English-language expression for a carefree life

Bed of roses is an English expression that represents a carefree life. This idiomatic expression is still popular.

In the thirteenth-century work Le Roman de la Rose (called "The French Iliad" in Brewer's Dictionary of Phrase and Fable), a Lover recounts his dream of touring a garden and finding a beautiful bed of roses by the Fountain of Love.

The expression is also used by later poets. Here is a line in Christopher Marlowe's poem The Passionate Shepherd to His Love.

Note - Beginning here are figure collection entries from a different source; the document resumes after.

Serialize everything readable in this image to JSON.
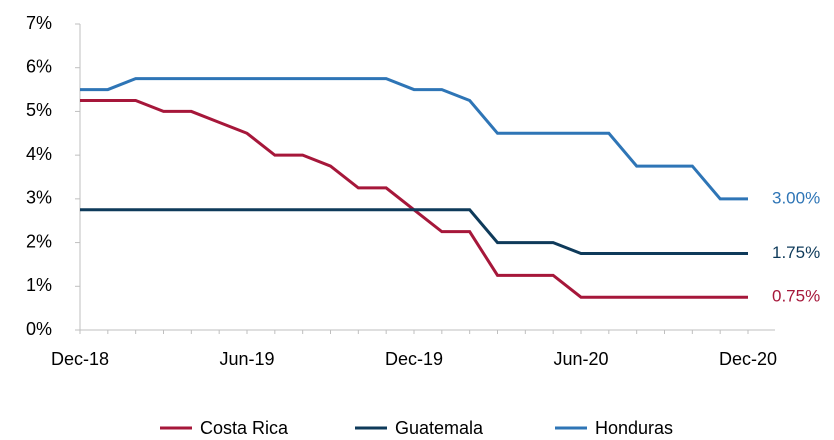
{
  "chart_data": {
    "type": "line",
    "categories": [
      "Dec-18",
      null,
      null,
      null,
      null,
      null,
      "Jun-19",
      null,
      null,
      null,
      null,
      null,
      "Dec-19",
      null,
      null,
      null,
      null,
      null,
      "Jun-20",
      null,
      null,
      null,
      null,
      null,
      "Dec-20"
    ],
    "series": [
      {
        "name": "Costa Rica",
        "color": "#a6173a",
        "values": [
          5.25,
          5.25,
          5.25,
          5.0,
          5.0,
          4.75,
          4.5,
          4.0,
          4.0,
          3.75,
          3.25,
          3.25,
          2.75,
          2.25,
          2.25,
          1.25,
          1.25,
          1.25,
          0.75,
          0.75,
          0.75,
          0.75,
          0.75,
          0.75,
          0.75
        ],
        "value_labels": [
          null,
          null,
          null,
          null,
          null,
          null,
          null,
          null,
          null,
          null,
          null,
          null,
          null,
          null,
          null,
          null,
          null,
          null,
          null,
          null,
          null,
          null,
          null,
          null,
          "0.75%"
        ]
      },
      {
        "name": "Guatemala",
        "color": "#0e3a5a",
        "values": [
          2.75,
          2.75,
          2.75,
          2.75,
          2.75,
          2.75,
          2.75,
          2.75,
          2.75,
          2.75,
          2.75,
          2.75,
          2.75,
          2.75,
          2.75,
          2.0,
          2.0,
          2.0,
          1.75,
          1.75,
          1.75,
          1.75,
          1.75,
          1.75,
          1.75
        ],
        "value_labels": [
          null,
          null,
          null,
          null,
          null,
          null,
          null,
          null,
          null,
          null,
          null,
          null,
          null,
          null,
          null,
          null,
          null,
          null,
          null,
          null,
          null,
          null,
          null,
          null,
          "1.75%"
        ]
      },
      {
        "name": "Honduras",
        "color": "#2e75b6",
        "values": [
          5.5,
          5.5,
          5.75,
          5.75,
          5.75,
          5.75,
          5.75,
          5.75,
          5.75,
          5.75,
          5.75,
          5.75,
          5.5,
          5.5,
          5.25,
          4.5,
          4.5,
          4.5,
          4.5,
          4.5,
          3.75,
          3.75,
          3.75,
          3.0,
          3.0
        ],
        "value_labels": [
          null,
          null,
          null,
          null,
          null,
          null,
          null,
          null,
          null,
          null,
          null,
          null,
          null,
          null,
          null,
          null,
          null,
          null,
          null,
          null,
          null,
          null,
          null,
          null,
          "3.00%"
        ]
      }
    ],
    "ylim": [
      0,
      7
    ],
    "yticks": [
      {
        "value": 0,
        "label": "0%"
      },
      {
        "value": 1,
        "label": "1%"
      },
      {
        "value": 2,
        "label": "2%"
      },
      {
        "value": 3,
        "label": "3%"
      },
      {
        "value": 4,
        "label": "4%"
      },
      {
        "value": 5,
        "label": "5%"
      },
      {
        "value": 6,
        "label": "6%"
      },
      {
        "value": 7,
        "label": "7%"
      }
    ],
    "legend": "bottom"
  }
}
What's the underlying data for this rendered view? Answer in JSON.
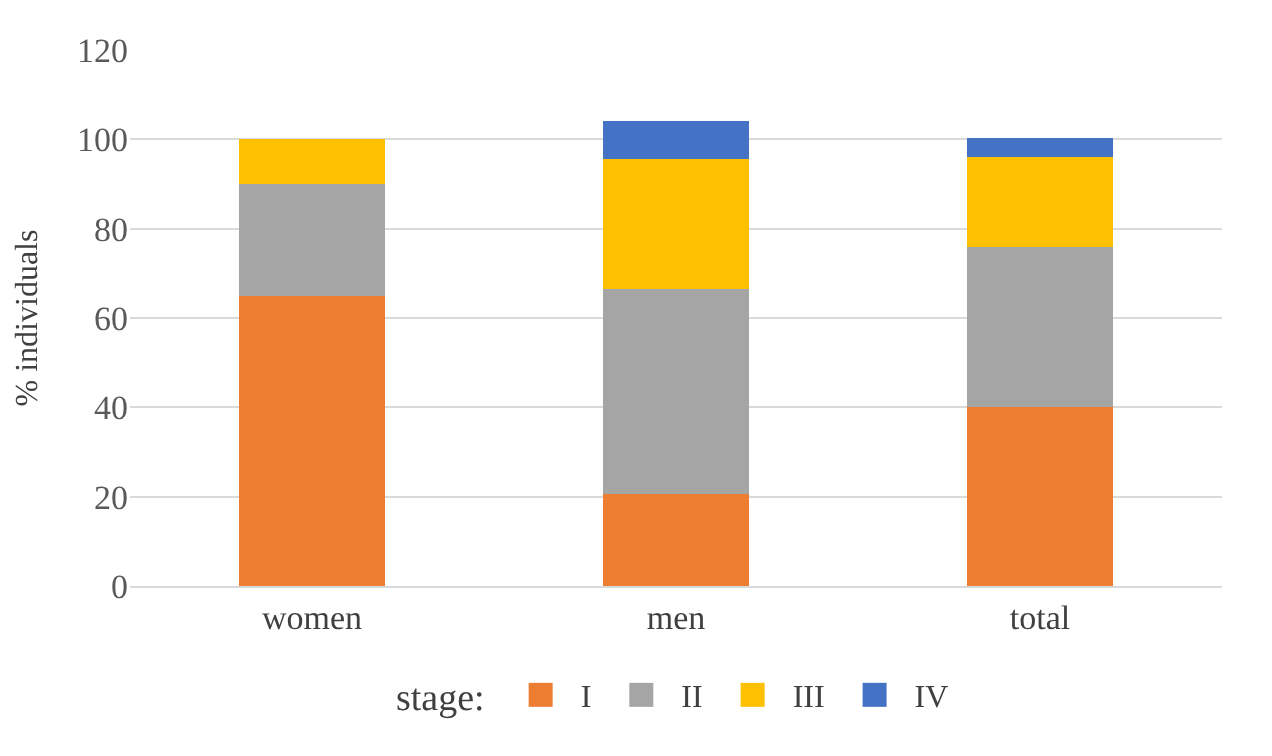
{
  "chart_data": {
    "type": "bar",
    "stacked": true,
    "ylabel": "% individuals",
    "legend_title": "stage:",
    "categories": [
      "women",
      "men",
      "total"
    ],
    "series": [
      {
        "name": "I",
        "color": "#ed7d31",
        "values": [
          65,
          20.5,
          40
        ]
      },
      {
        "name": "II",
        "color": "#a5a5a5",
        "values": [
          25,
          46,
          36
        ]
      },
      {
        "name": "III",
        "color": "#ffc000",
        "values": [
          10,
          29,
          20
        ]
      },
      {
        "name": "IV",
        "color": "#4472c4",
        "values": [
          null,
          8.5,
          4.3
        ]
      }
    ],
    "ylim": [
      0,
      120
    ],
    "yticks": [
      0,
      20,
      40,
      60,
      80,
      100,
      120
    ],
    "grid": "y",
    "legend": "bottom"
  }
}
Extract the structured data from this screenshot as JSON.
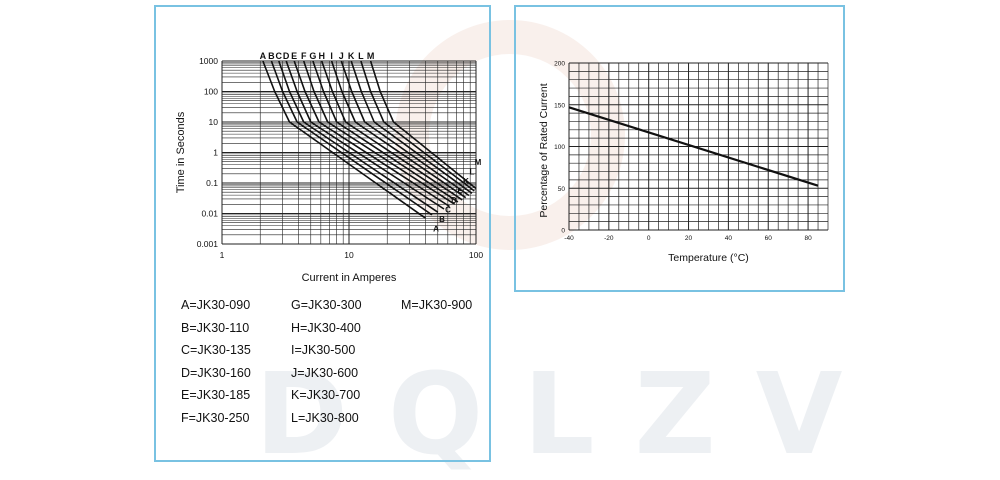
{
  "watermark": "DQLZV",
  "chart_data": [
    {
      "type": "line",
      "xscale": "log",
      "yscale": "log",
      "xlabel": "Current in Amperes",
      "ylabel": "Time in Seconds",
      "xlim": [
        1,
        100
      ],
      "ylim": [
        0.001,
        1000
      ],
      "xticks": [
        "1",
        "10",
        "100"
      ],
      "yticks": [
        "1000",
        "100",
        "10",
        "1",
        "0.1",
        "0.01",
        "0.001"
      ],
      "grid": true,
      "top_labels": [
        "A",
        "B",
        "C",
        "D",
        "E",
        "F",
        "G",
        "H",
        "I",
        "J",
        "K",
        "L",
        "M"
      ],
      "right_labels": [
        "M",
        "L",
        "K",
        "E",
        "D",
        "C",
        "B",
        "A"
      ],
      "series": [
        {
          "name": "A",
          "x": [
            2.1,
            2.6,
            3.4,
            40
          ],
          "y": [
            1000,
            100,
            10,
            0.007
          ]
        },
        {
          "name": "B",
          "x": [
            2.45,
            3.0,
            3.9,
            45
          ],
          "y": [
            1000,
            100,
            10,
            0.009
          ]
        },
        {
          "name": "C",
          "x": [
            2.8,
            3.4,
            4.4,
            50
          ],
          "y": [
            1000,
            100,
            10,
            0.011
          ]
        },
        {
          "name": "D",
          "x": [
            3.2,
            3.9,
            5.0,
            56
          ],
          "y": [
            1000,
            100,
            10,
            0.014
          ]
        },
        {
          "name": "E",
          "x": [
            3.7,
            4.5,
            5.8,
            62
          ],
          "y": [
            1000,
            100,
            10,
            0.017
          ]
        },
        {
          "name": "F",
          "x": [
            4.4,
            5.3,
            6.8,
            68
          ],
          "y": [
            1000,
            100,
            10,
            0.02
          ]
        },
        {
          "name": "G",
          "x": [
            5.2,
            6.3,
            8.0,
            72
          ],
          "y": [
            1000,
            100,
            10,
            0.024
          ]
        },
        {
          "name": "H",
          "x": [
            6.1,
            7.4,
            9.4,
            78
          ],
          "y": [
            1000,
            100,
            10,
            0.028
          ]
        },
        {
          "name": "I",
          "x": [
            7.3,
            8.8,
            11.2,
            83
          ],
          "y": [
            1000,
            100,
            10,
            0.033
          ]
        },
        {
          "name": "J",
          "x": [
            8.7,
            10.5,
            13.3,
            88
          ],
          "y": [
            1000,
            100,
            10,
            0.039
          ]
        },
        {
          "name": "K",
          "x": [
            10.4,
            12.5,
            15.8,
            93
          ],
          "y": [
            1000,
            100,
            10,
            0.046
          ]
        },
        {
          "name": "L",
          "x": [
            12.4,
            14.8,
            18.8,
            97
          ],
          "y": [
            1000,
            100,
            10,
            0.055
          ]
        },
        {
          "name": "M",
          "x": [
            14.8,
            17.6,
            22.4,
            100
          ],
          "y": [
            1000,
            100,
            10,
            0.066
          ]
        }
      ],
      "legend": [
        [
          "A=JK30-090",
          "G=JK30-300",
          "M=JK30-900"
        ],
        [
          "B=JK30-110",
          "H=JK30-400"
        ],
        [
          "C=JK30-135",
          "I=JK30-500"
        ],
        [
          "D=JK30-160",
          "J=JK30-600"
        ],
        [
          "E=JK30-185",
          "K=JK30-700"
        ],
        [
          "F=JK30-250",
          "L=JK30-800"
        ]
      ]
    },
    {
      "type": "line",
      "xlabel": "Temperature (°C)",
      "ylabel": "Percentage of Rated Current",
      "xlim": [
        -40,
        90
      ],
      "ylim": [
        0,
        200
      ],
      "xticks": [
        "-40",
        "-20",
        "0",
        "20",
        "40",
        "60",
        "80"
      ],
      "yticks": [
        "200",
        "150",
        "100",
        "50",
        "0"
      ],
      "grid": true,
      "series": [
        {
          "x": [
            -40,
            85
          ],
          "y": [
            147,
            53
          ]
        }
      ]
    }
  ],
  "colors": {
    "panel_border": "#79c2e2",
    "line": "#111111",
    "grid": "#222222"
  }
}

This was published posthumously in 1599; Marlowe died in 1593, stabbed to death

And I will make thee beds of roses

And a thousand fragrant posies,

A cap of flowers, and a kirtle

Embroidered all with leaves of myrtle;

==In popular culture==
- Bed of Roses (1996 film)—A 1996 romance film
- "Bed of Roses"—A 1989 Mondo Rock (Ross Wilson) song
- "Bed of Roses"—A 1993 Bon Jovi song
- "Bed of Rose's"—A 1971 Statler Brothers song
- Bed of Roses (1933 film)—A 1933 comedy film
- "Bed of Roses"—A song by Mindless Self Indulgence
- Bed of Roses (TV series)—An Australian television drama series
- "A Bed of Roses", a poem by Patti Smith from her 1996 book The Coral Sea
- A single by 1990s Grunge band Screaming Trees from the 1991 Studio album Uncle Anesthesia.